Fernbusse billiger, aber langsamer: Bahnchef Grube verspricht stabile Preise

Reisende in Deutschland haben seit einigen Monaten eine größere Auswahl: Fernbus-Anbieter setzen der Bahn zu. Im Preiskampf kann sie kaum bestehen. Dennoch muss nun auch die Bahn mitziehen - und will zumindest zunächst nicht mehr für Tickets verlangen.
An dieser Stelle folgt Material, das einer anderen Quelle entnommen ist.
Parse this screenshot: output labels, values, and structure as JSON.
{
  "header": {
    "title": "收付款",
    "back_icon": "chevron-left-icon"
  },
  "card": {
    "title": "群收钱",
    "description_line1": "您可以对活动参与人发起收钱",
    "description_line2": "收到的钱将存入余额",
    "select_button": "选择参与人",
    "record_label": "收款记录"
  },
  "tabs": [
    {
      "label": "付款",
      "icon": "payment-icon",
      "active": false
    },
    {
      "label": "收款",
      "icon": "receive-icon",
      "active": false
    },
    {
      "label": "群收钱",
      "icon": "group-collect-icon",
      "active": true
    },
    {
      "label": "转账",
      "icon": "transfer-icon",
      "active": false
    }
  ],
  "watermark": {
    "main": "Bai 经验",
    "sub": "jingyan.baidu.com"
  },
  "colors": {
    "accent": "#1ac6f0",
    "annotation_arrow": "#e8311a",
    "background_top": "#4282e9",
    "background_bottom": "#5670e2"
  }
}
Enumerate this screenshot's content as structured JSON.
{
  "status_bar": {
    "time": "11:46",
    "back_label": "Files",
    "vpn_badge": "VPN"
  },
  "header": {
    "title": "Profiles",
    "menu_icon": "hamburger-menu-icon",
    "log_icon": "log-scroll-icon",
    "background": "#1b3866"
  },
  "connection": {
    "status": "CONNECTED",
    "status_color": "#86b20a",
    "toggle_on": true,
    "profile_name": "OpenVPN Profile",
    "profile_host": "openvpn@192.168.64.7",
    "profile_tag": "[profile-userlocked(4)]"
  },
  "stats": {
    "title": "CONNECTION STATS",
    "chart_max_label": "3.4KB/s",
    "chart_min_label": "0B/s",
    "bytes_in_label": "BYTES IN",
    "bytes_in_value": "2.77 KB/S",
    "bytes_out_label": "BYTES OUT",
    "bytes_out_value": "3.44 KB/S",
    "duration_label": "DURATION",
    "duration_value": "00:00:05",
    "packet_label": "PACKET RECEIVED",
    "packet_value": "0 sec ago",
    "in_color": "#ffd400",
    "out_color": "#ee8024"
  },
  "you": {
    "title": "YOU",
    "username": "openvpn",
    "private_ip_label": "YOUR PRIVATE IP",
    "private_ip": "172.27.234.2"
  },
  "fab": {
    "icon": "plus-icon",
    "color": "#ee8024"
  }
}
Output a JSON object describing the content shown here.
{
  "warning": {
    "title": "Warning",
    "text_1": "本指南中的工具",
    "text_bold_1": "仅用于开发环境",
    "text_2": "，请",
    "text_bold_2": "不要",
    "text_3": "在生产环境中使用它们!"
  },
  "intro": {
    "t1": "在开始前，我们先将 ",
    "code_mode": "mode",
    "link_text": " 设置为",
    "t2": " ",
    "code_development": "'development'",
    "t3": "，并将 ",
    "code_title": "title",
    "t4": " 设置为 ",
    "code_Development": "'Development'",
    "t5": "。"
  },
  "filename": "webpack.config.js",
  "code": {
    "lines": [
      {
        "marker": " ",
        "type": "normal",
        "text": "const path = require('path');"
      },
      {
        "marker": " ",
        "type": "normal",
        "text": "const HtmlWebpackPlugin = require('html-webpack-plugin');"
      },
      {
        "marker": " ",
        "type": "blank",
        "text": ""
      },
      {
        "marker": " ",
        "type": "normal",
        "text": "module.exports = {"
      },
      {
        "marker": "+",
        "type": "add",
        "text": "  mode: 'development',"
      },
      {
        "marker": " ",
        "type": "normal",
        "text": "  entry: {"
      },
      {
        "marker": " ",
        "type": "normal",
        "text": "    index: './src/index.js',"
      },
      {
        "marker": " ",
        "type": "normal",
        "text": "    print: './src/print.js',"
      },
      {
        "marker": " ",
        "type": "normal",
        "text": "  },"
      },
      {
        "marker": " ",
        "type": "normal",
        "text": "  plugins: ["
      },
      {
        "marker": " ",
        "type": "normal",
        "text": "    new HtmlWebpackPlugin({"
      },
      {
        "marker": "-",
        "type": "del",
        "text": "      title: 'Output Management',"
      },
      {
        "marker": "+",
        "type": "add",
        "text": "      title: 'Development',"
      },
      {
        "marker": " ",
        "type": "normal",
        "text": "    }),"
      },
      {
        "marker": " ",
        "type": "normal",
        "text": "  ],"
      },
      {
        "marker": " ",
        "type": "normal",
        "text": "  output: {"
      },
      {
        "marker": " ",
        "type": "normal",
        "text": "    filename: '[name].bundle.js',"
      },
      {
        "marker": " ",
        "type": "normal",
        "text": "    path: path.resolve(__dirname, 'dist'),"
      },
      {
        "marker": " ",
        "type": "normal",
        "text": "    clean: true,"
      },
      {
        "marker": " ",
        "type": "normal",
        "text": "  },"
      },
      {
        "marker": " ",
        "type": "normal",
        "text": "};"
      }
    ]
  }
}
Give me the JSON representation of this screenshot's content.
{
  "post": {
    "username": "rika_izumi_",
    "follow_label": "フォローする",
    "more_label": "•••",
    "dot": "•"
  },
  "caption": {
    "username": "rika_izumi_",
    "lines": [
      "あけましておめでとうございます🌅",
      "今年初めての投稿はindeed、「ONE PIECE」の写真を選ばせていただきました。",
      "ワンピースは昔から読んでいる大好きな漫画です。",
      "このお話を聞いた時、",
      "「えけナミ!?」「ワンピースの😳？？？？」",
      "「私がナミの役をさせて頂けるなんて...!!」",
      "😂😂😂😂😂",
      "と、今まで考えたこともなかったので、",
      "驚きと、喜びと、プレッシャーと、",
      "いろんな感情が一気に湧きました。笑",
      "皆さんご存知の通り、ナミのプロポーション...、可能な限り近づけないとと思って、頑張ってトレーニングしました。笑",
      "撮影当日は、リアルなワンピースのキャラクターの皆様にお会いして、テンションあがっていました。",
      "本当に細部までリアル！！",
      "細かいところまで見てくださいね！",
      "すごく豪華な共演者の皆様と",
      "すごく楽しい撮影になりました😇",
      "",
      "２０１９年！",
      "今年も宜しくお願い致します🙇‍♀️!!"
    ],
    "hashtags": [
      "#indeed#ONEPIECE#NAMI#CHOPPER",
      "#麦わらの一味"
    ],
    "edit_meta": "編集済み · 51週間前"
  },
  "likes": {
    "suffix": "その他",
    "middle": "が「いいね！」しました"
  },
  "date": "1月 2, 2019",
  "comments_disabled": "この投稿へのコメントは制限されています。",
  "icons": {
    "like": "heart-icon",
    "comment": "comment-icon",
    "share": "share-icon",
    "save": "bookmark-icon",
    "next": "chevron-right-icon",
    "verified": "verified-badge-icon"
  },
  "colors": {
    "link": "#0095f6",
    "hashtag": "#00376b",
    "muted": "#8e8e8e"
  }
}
Rüdiger Grube nimmt den Zug - versteht sich von selbst.
Rüdiger Grube nimmt den Zug - versteht sich von selbst.(Foto: picture alliance / dpa)

Die Deutsche Bahn will in den nächsten vier Jahren die Preise im Fernverkehr nicht oder nur kaum erhöhen. "Im Fernverkehr bleiben die Preise für die große Mehrheit unserer Kunden stabil", sagte Konzernchef Rüdiger Grube mit Blick auf den Fahrplanwechsel Mitte Dezember der "Bild"-Zeitung. Über genaue Details wolle das Unternehmen Ende September informieren.

Grube kündigte außerdem weitere Reformen an. "Wir wollen unser Buchungssystem vereinfachen: Zuschläge, zum Beispiel beim Sparpreis, gibt es nicht mehr", sagte Grube der "Bild". Ohnehin gelte, wer "beim Reisetag flexibel ist, bekommt den günstigsten Fahrpreis".

Grund für die stabilen Preise ist offenbar die wachsende Konkurrenz durch die Fernbusse, wie es heißt. Grube sagte, derzeit würden sich die Fernbus-Betreiber gegenseitig mit immer neuen Angeboten Konkurrenz machen. "Doch damit verdient keiner Geld", fügte der Bahnchef hinzu.

Derzeit macht ein Tarifkonflikt dem Unternehmen zu schaffen. Ab Anfang Oktober droht ein unbefristeter Streik. Die Lokführer-Gewerkschaft GDL beschloss, ihre Mitglieder in einer Urabstimmung darüber abstimmen zu lassen. In der vergangenen Woche hatten die Lokführer bereits zweimal für mehrere Stunden die Arbeit niedergelegt. Die GDL fordert von der Bahn fünf Prozent mehr Lohn und eine Verkürzung der Wochenarbeitszeit um zwei Stunden.

Grube kündigte an, weiter verhandeln zu wollen. "doch erst einmal müssen sich die beiden Gewerkschaften GDL und EVG untereinander einigen, wer für welche Berufsgruppen Verhandlungen führt." In dem Tarifkonflikt mit der Bahn geht es auch um den Machtkampf zwischen GDL und der konkurrierenden Eisenbahn- und Verkehrsgewerkschaft (EVG).